Il progetto WET esplorerà le dinamiche di formazione e comportamento del plasma prodotto dall’acqua, puntando a creare un nuovo tipo di thruster elettrico destinato ai piccoli satelliti (SmallSats). Il prof. Fabrizio Ponti, docente presso il Dipartimento di Ingegneria Industriale dell’Università di Bologna, sottolinea: «Con questo progetto vogliamo fare un passo decisivo verso la standardizzazione di tecnologie di propulsione sostenibili, in grado di ridurre l’impatto ambientale delle missioni spaziali e di sfruttare le risorse disponibili nello spazio».

Il progetto prevede la collaborazione di un consorzio internazionale di nove università e istituti di ricerca provenienti da Europa, Africa e Oceania, che metteranno in campo competenze avanzate in ingegneria, fisica del plasma e innovazione tecnologica.
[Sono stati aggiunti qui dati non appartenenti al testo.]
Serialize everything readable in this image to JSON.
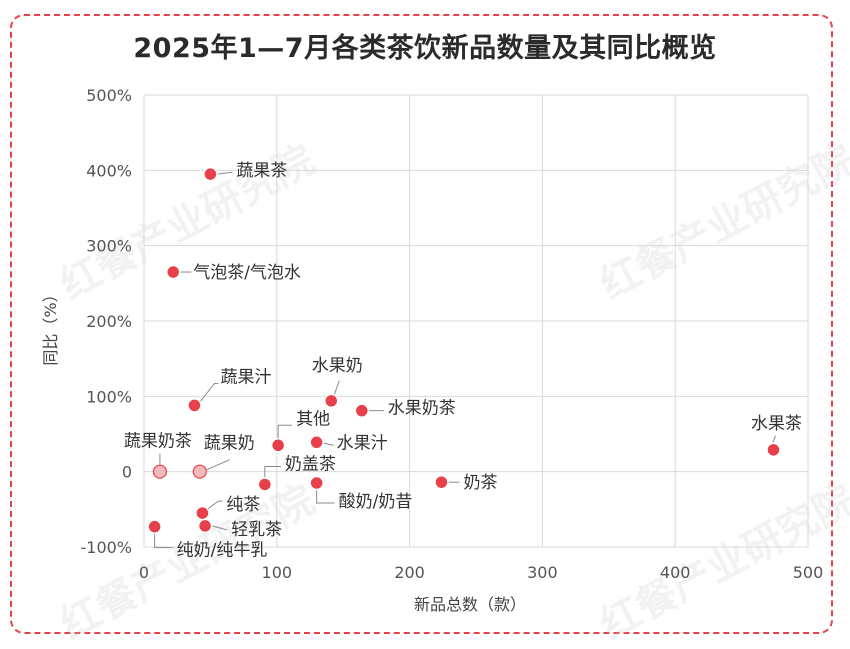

Il focus principale è sulla creazione di un propulsore che sfrutta l’acqua come propellente ecologico, un’energia a basso costo con ampie possibilità di applicazione nello spazio profondo.

Il laboratorio Alma Propulsion Laboratory di Forlì, presso il Campus dell’Università di Bologna, diventerà il cuore delle attività sperimentali, dove verranno potenziate le strutture per validare i nuovi sistemi tecnologici. Tra le tecnologie che verranno testate, ci sarà anche la misura e caratterizzazione del plasma a base d’acqua, assicurando risultati precisi e ripetibili per il miglioramento continuo del sistema di propulsione.

Ponti aggiunge: «Il progetto WET mira non solo a sviluppare una tecnologia innovativa, ma anche a creare una nuova visione per il futuro dell’esplorazione spaziale». Un futuro che, grazie a questa tecnologia, potrebbe rendere l’accesso allo spazio più sostenibile ed economico. Il propulsore progettato avrà una potenza compresa tra i 500 e i 1000 watt, ed è pensato principalmente per i satelliti di piccole dimensioni.

La standardizzazione della propulsione a base d’acqua rappresenta un passo fondamentale per il miglioramento delle tecnologie spaziali, aprendo anche nuovi scenari per la ricerca e l’industria. In particolare, il progetto WET offrirà opportunità di crescita per giovani ricercatori provenienti da tutto il mondo, ponendo attenzione alla diversità di genere e all’inclusione sociale.

Il progetto è finanziato attraverso il programma Horizon Europe MSCA Staff Exchange, e vede la partecipazione di istituzioni di prestigio a livello internazionale, tra cui: International University of Rabat (Marocco), Università degli Studi di Padova (Italia), Consiglio Nazionale delle Ricerche (CNR, Italia), Centre National de la Recherche Scientifique (CNRS, Francia), Università di Stoccarda (Germania), The University of Auckland (Nuova Zelanda), The Australian National University (Australia), Université Chouaib Doukkali (Marocco).

La sfida di usare l’acqua come carburante per lo spazio non solo apre nuove frontiere nella propulsione spaziale, ma promette di contribuire anche a un futuro più sostenibile per l’esplorazione dell’universo.